Gord Quinton, director of financial services with the municipality, said the Chatham PUC once owned the property back when water was taken from the Thames River. It was deemed surplus last August, and council directed Quinton to put the property up for sale.

He said until a deal can be worked out with a buyer it will remain as parkland.

Kristen Nead, the realtor who handles all municipal property sales, said the list price is $499,000. She and deputy director of economic development, Stuart McFadden, stressed someone coming in with the highest price won’t necessarily get the land.

As part of the sale process, the municipality is asking potential purchasers to submit proposed development plans with their offers.

“We want the winning bid to not necessarily be the highest price, but what is the best use of the land for the community,” McFadden said.

Nead agreed.

“A really good investment would be looked at better than just the highest price,” she said, adding that increasing the municipality’s tax base is part of the consideration process.

McFadden said he has no idea what the land will ultimately be used for.

“People have an opportunity to submit their thoughts, ideas and price on that,” he said. “What do you do with the property? I don’t know. We don’t know what the next use might be. That’s why we put the question out to developers.

Nead said she listed the property April 22, and people have three months – until July 22 – to put forth proposals and offers. She said there has been some interest in the land already.

McFadden thinks the location will draw interest.
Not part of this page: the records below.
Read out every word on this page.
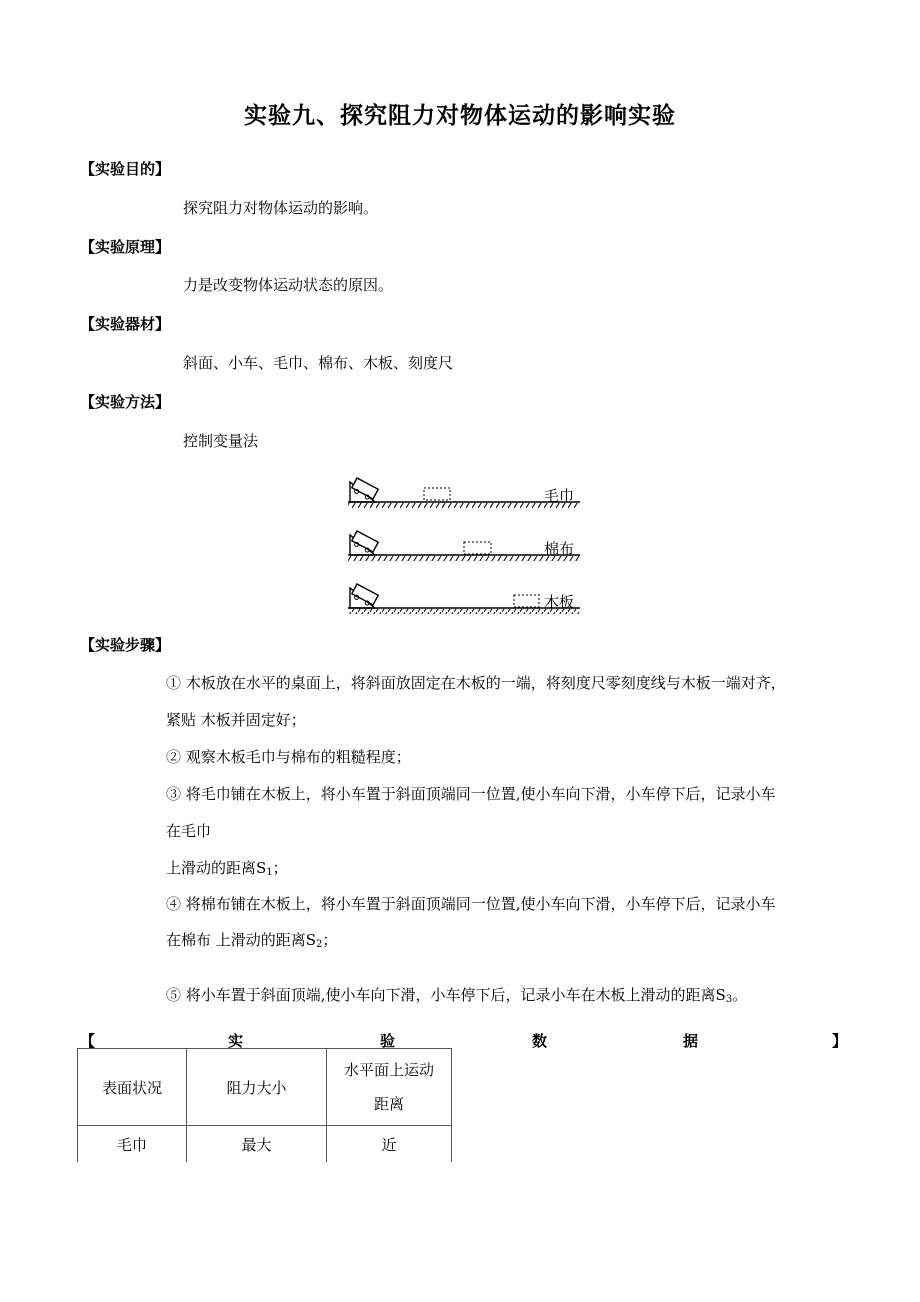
实验九、探究阻力对物体运动的影响实验
【实验目的】
探究阻力对物体运动的影响。
【实验原理】
力是改变物体运动状态的原因。
【实验器材】
斜面、小车、毛巾、棉布、木板、刻度尺
【实验方法】
控制变量法
毛巾
棉布
木板
【实验步骤】
① 木板放在水平的桌面上，将斜面放固定在木板的一端，将刻度尺零刻度线与木板一端对齐，
紧贴 木板并固定好；
② 观察木板毛巾与棉布的粗糙程度；
③ 将毛巾铺在木板上，将小车置于斜面顶端同一位置,使小车向下滑，小车停下后，记录小车
在毛巾
上滑动的距离$S_1$；
④ 将棉布铺在木板上，将小车置于斜面顶端同一位置,使小车向下滑，小车停下后，记录小车
在棉布 上滑动的距离$S_2$；
⑤ 将小车置于斜面顶端,使小车向下滑，小车停下后，记录小车在木板上滑动的距离$S_3$。
【	实	验	数	据	】
表面状况	阻力大小	水平面上运动
距离

毛巾	最大	近
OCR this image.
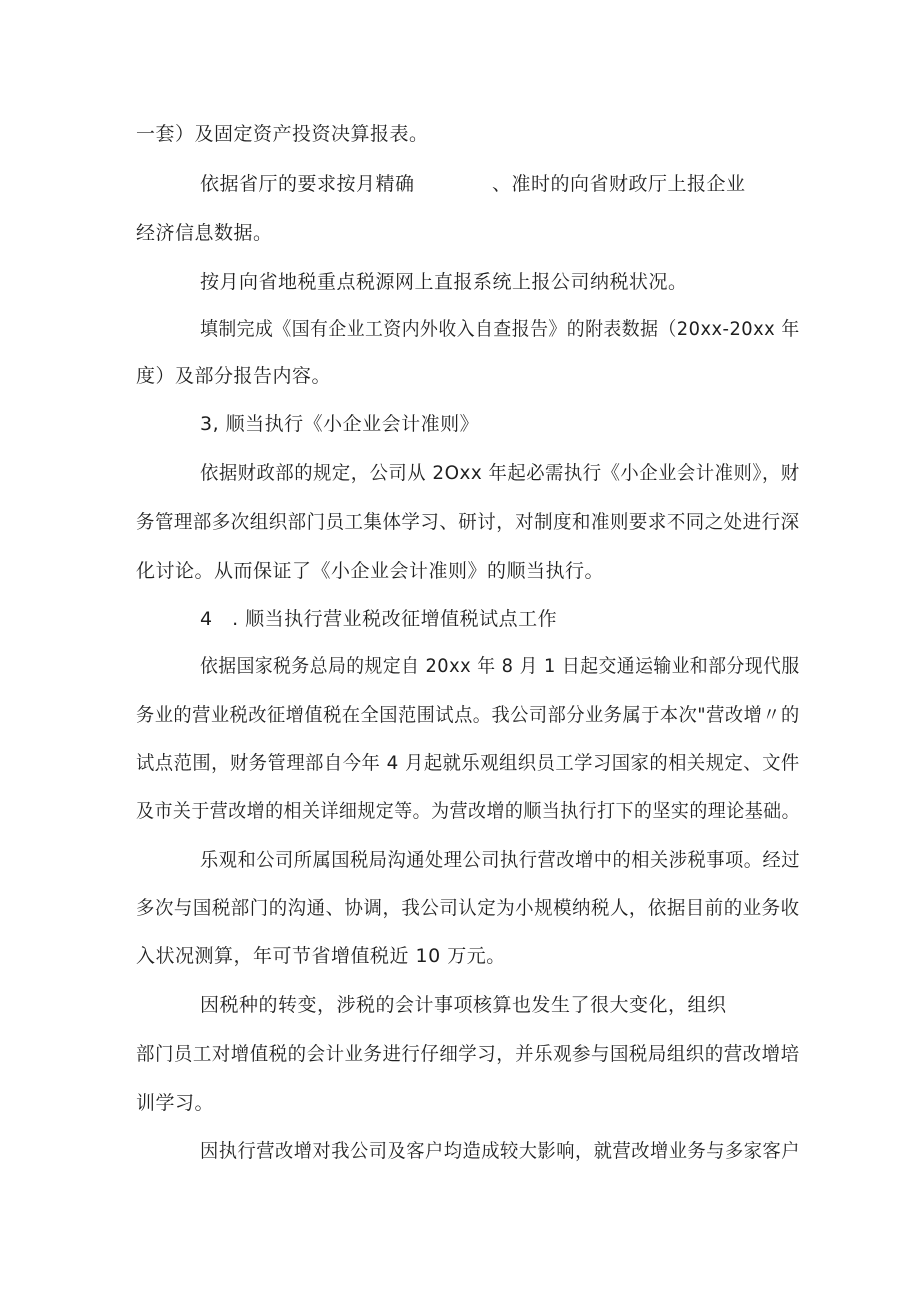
一套）及固定资产投资决算报表。
依据省厅的要求按月精确	、准时的向省财政厅上报企业
经济信息数据。
按月向省地税重点税源网上直报系统上报公司纳税状况。
填制完成《国有企业工资内外收入自查报告》的附表数据（20xx-20xx 年
度）及部分报告内容。
3, 顺当执行《小企业会计准则》
依据财政部的规定，公司从 2Oxx 年起必需执行《小企业会计准则》，财
务管理部多次组织部门员工集体学习、研讨，对制度和准则要求不同之处进行深
化讨论。从而保证了《小企业会计准则》的顺当执行。
4　. 顺当执行营业税改征增值税试点工作
依据国家税务总局的规定自 20xx 年 8 月 1 日起交通运输业和部分现代服
务业的营业税改征增值税在全国范围试点。我公司部分业务属于本次"营改增〃的
试点范围，财务管理部自今年 4 月起就乐观组织员工学习国家的相关规定、文件
及市关于营改增的相关详细规定等。为营改增的顺当执行打下的坚实的理论基础。
乐观和公司所属国税局沟通处理公司执行营改增中的相关涉税事项。经过
多次与国税部门的沟通、协调，我公司认定为小规模纳税人，依据目前的业务收
入状况测算，年可节省增值税近 10 万元。
因税种的转变，涉税的会计事项核算也发生了很大变化，组织
部门员工对增值税的会计业务进行仔细学习，并乐观参与国税局组织的营改增培
训学习。
因执行营改增对我公司及客户均造成较大影响，就营改增业务与多家客户
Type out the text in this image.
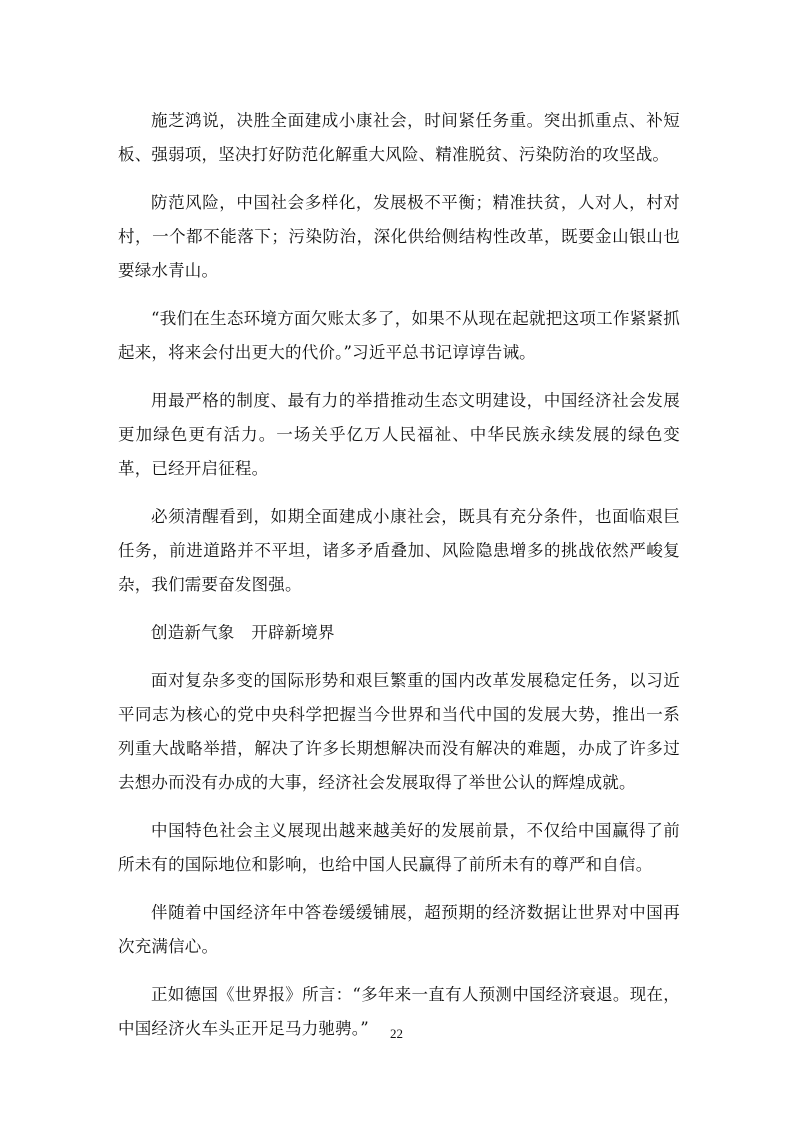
施芝鸿说，决胜全面建成小康社会，时间紧任务重。突出抓重点、补短板、强弱项，坚决打好防范化解重大风险、精准脱贫、污染防治的攻坚战。

防范风险，中国社会多样化，发展极不平衡；精准扶贫，人对人，村对村，一个都不能落下；污染防治，深化供给侧结构性改革，既要金山银山也要绿水青山。

“我们在生态环境方面欠账太多了，如果不从现在起就把这项工作紧紧抓起来，将来会付出更大的代价。”习近平总书记谆谆告诫。

用最严格的制度、最有力的举措推动生态文明建设，中国经济社会发展更加绿色更有活力。一场关乎亿万人民福祉、中华民族永续发展的绿色变革，已经开启征程。

必须清醒看到，如期全面建成小康社会，既具有充分条件，也面临艰巨任务，前进道路并不平坦，诸多矛盾叠加、风险隐患增多的挑战依然严峻复杂，我们需要奋发图强。

创造新气象　开辟新境界

面对复杂多变的国际形势和艰巨繁重的国内改革发展稳定任务，以习近平同志为核心的党中央科学把握当今世界和当代中国的发展大势，推出一系列重大战略举措，解决了许多长期想解决而没有解决的难题，办成了许多过去想办而没有办成的大事，经济社会发展取得了举世公认的辉煌成就。

中国特色社会主义展现出越来越美好的发展前景，不仅给中国赢得了前所未有的国际地位和影响，也给中国人民赢得了前所未有的尊严和自信。

伴随着中国经济年中答卷缓缓铺展，超预期的经济数据让世界对中国再次充满信心。

正如德国《世界报》所言：“多年来一直有人预测中国经济衰退。现在，中国经济火车头正开足马力驰骋。”	22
“It’s on a busy road and has lots of exposure. We have no intention on developing it, so we’ll leave it up to the developers to tell us what should be done with it,” he said.

Nead anticipates it will be a complicated sale, as part of the property is a park, but there are also a number of easements and utilities that traverse the land.

She said the public would have to be consulted as the municipality would have to ask to close the park in order for the land sale to go through. She said there are also restrictions on the property that would have to be agreed to as well.

“There will be lots of conditions,” she said.

McFadden said the land may ultimately remain in municipal hands, however.

“At the end of the day, what might end up happening is nothing. If it doesn’t meet what we want to do, it won’t happen,” he said of any proposal.

Quinton said if the municipality finds the right fit, then the next stage would be to hold a public meeting to allow the surrounding property owners and the public the opportunity to provide input to council.

Council would ultimately have to approve of the sale before it could be completed, he added.